Вылез, хлопнув, дверцей. Ровно урчал на холостых оборотах мотор. Солдат выглянул, но на пустынной, затянутой туманом дороге никого не было. Спрыгнул на асфальт, поеживаясь от пронзительной сырости.
— Где вы? Что-нибудь случилось?
Никто не отозвался, и звуков никаких не слышалось, только работал двигатель да по козырьку фуражки щелкали редкие и тяжелые дождевые капли. Солдат постоял, послушал и пошел вдоль огромного серебристого чрева рефрижератора. Обогнул его и в нескольких шагах на шоссе увидел размытую туманом фигуру.
— Вот вы где! Я уж думал…
И замолчал: на мокром асфальте у ног водителя неподвижно лежала девушка в светлом плаще. Рядом ручкой вверх валялся пестрый складной зонтик, чуть раскачиваясь то ли от ветерка, то ли еще по инерции.
— Что с ней?
— Что?.. — испуганно переспросил шофер. — Я не видел ее, не видел. Туман, ни хрена не видно. Я на тебя глядел, подонок ты, сволота, гад…
— Она… Она дышит, — солдат стал на колени рядом с девушкой, не решаясь прикоснуться. — Она жива, она без сознания просто! — Он вскочил в крайнем возбуждении, в стремлении что-то немедленно делать, куда-то бежать, звать на помощь. — Ее надо в больницу.

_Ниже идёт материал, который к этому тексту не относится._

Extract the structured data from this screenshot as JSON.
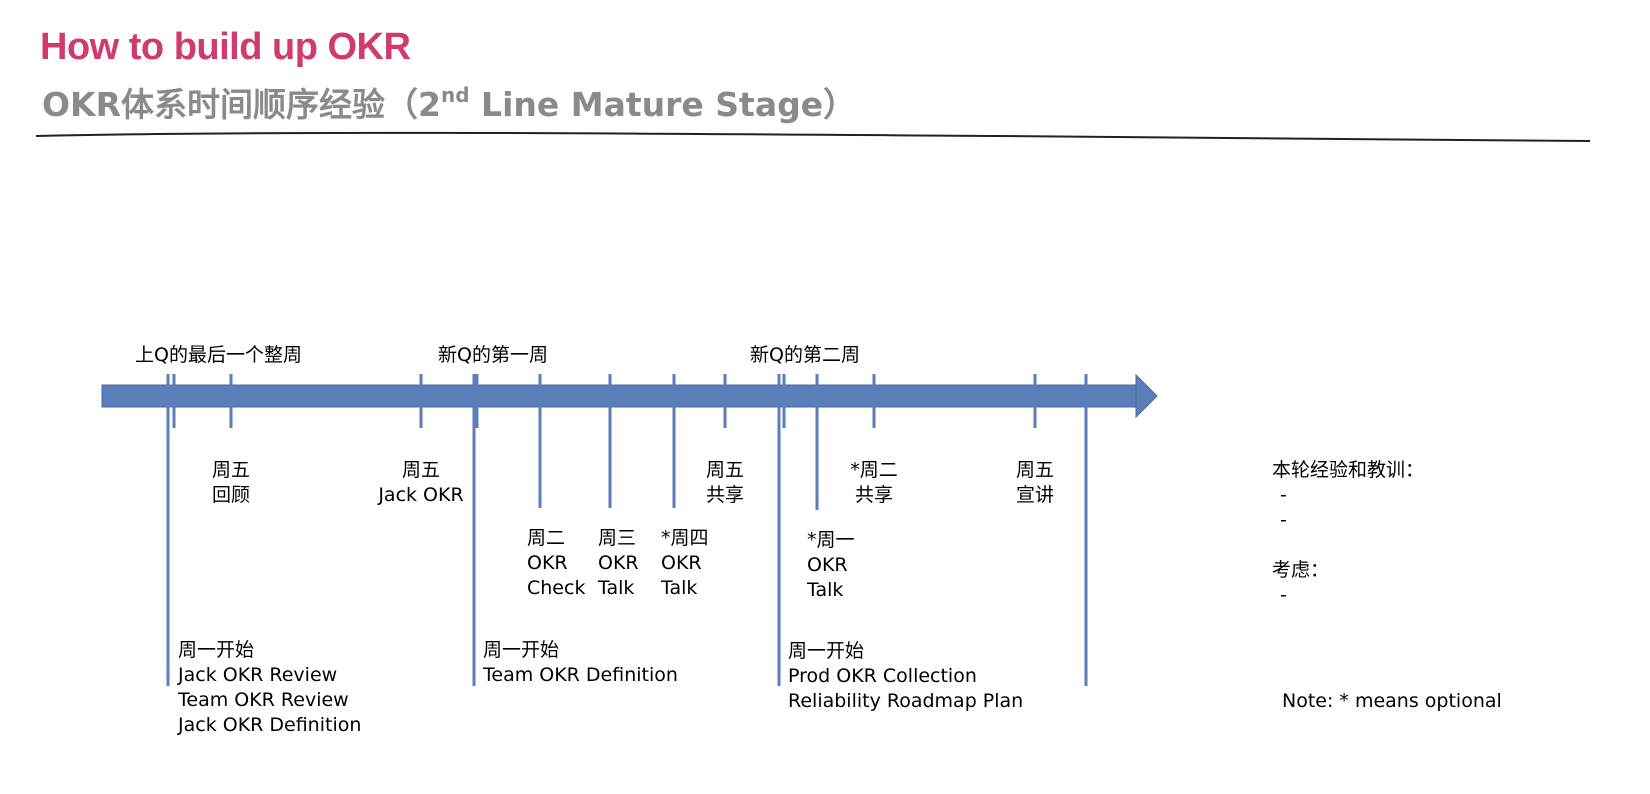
{
  "header": {
    "title": "How to build up OKR",
    "subtitle_prefix": "OKR体系时间顺序经验（2",
    "subtitle_sup": "nd",
    "subtitle_suffix": " Line Mature Stage）"
  },
  "colors": {
    "title": "#d13a6d",
    "subtitle": "#8a8a8a",
    "timeline": "#5b7fba"
  },
  "weeks": {
    "last_q_final_week": "上Q的最后一个整周",
    "new_q_week1": "新Q的第一周",
    "new_q_week2": "新Q的第二周"
  },
  "events": {
    "fri_review": [
      "周五",
      "回顾"
    ],
    "fri_jack_okr": [
      "周五",
      "Jack OKR"
    ],
    "tue_okr_check": [
      "周二",
      "OKR",
      "Check"
    ],
    "wed_okr_talk": [
      "周三",
      "OKR",
      "Talk"
    ],
    "thu_okr_talk": [
      "*周四",
      "OKR",
      "Talk"
    ],
    "fri_share": [
      "周五",
      "共享"
    ],
    "mon_okr_talk": [
      "*周一",
      "OKR",
      "Talk"
    ],
    "tue_share": [
      "*周二",
      "共享"
    ],
    "fri_announce": [
      "周五",
      "宣讲"
    ],
    "mon_start_1": [
      "周一开始",
      "Jack OKR Review",
      "Team OKR Review",
      "Jack OKR Definition"
    ],
    "mon_start_2": [
      "周一开始",
      "Team OKR Definition"
    ],
    "mon_start_3": [
      "周一开始",
      "Prod OKR Collection",
      "Reliability Roadmap Plan"
    ]
  },
  "lessons": {
    "heading": "本轮经验和教训：",
    "items": [
      "-",
      "-"
    ],
    "consider_heading": "考虑：",
    "consider_items": [
      "-"
    ]
  },
  "note": "Note: * means optional"
}
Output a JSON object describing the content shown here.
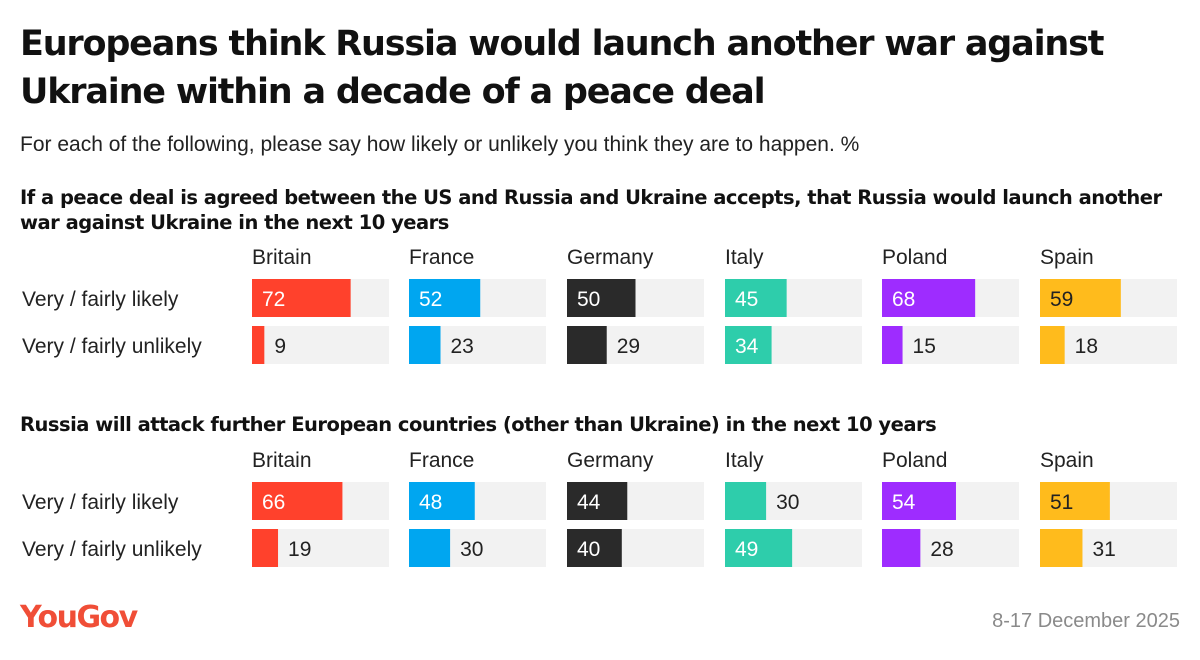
{
  "title": "Europeans think Russia would launch another war against Ukraine within a decade of a peace deal",
  "subtitle": "For each of the following, please say how likely or unlikely you think they are to happen. %",
  "footer": {
    "brand": "YouGov",
    "date": "8-17 December 2025"
  },
  "colors": {
    "Britain": "#ff412c",
    "France": "#00a6f0",
    "Germany": "#2a2a2a",
    "Italy": "#2ecdab",
    "Poland": "#9e2cff",
    "Spain": "#ffbb1c",
    "track": "#f2f2f2"
  },
  "chart_data": [
    {
      "type": "bar",
      "title": "If a peace deal is agreed between the US and Russia and Ukraine accepts, that Russia would launch another war against Ukraine in the next 10 years",
      "categories": [
        "Britain",
        "France",
        "Germany",
        "Italy",
        "Poland",
        "Spain"
      ],
      "series": [
        {
          "name": "Very / fairly likely",
          "values": [
            72,
            52,
            50,
            45,
            68,
            59
          ]
        },
        {
          "name": "Very / fairly unlikely",
          "values": [
            9,
            23,
            29,
            34,
            15,
            18
          ]
        }
      ],
      "ylim": [
        0,
        100
      ]
    },
    {
      "type": "bar",
      "title": "Russia will attack further European countries (other than Ukraine) in the next 10 years",
      "categories": [
        "Britain",
        "France",
        "Germany",
        "Italy",
        "Poland",
        "Spain"
      ],
      "series": [
        {
          "name": "Very / fairly likely",
          "values": [
            66,
            48,
            44,
            30,
            54,
            51
          ]
        },
        {
          "name": "Very / fairly unlikely",
          "values": [
            19,
            30,
            40,
            49,
            28,
            31
          ]
        }
      ],
      "ylim": [
        0,
        100
      ]
    }
  ]
}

Немедленно в больницу, слышите?
— В больницу? — водитель все еще находился в растерянности и все время переспрашивал. — Да, да, в больницу. А никого нет. Нет ведь никого.
— Так сами же и отвезем! — Солдат суетился, бегал вокруг девушки, дергал шофера за куртку. — Сами, сами отвезем, понимаете?
— Да. Сами. Сами отвезем, — бормотал шофер. — В машину. В машину ее. Берись.
Они подняли девушку, неуклюже семеня и толкая друг друга, понесли к рефрижератору. У тупого, вагонного зада водитель остановился.
— Клади. Клади, говорю!
Растерянность его прошла, как только появилось действие. И действовал он быстро, точно зная, что должен делать. Они опустили девушку на дорогу, шофер сорвал пломбы, распахнул тяжелые ворота холодильной камеры. Внутри вспыхнула лампочка, нестерпимо ярко отразившись в ослепительно белых стенах.
— Бери. За ноги ее, ну!
— Зачем?.. — со страхом спросил солдат, увидев мороженые туши и ощутив ледяной выдох холодильника. — Сюда нельзя, нельзя! Надо к вам в кабину, там диван, я видел…
— Дурак. Дурак ты, — водитель зачем-то схватил его за мундир, затряс. — Она же помрет в кабине. Кровью изойдет, усек? А здесь — прохлада, врачи всегда травмы замораживают, видал по телевизору? Бери, ну? Бери же!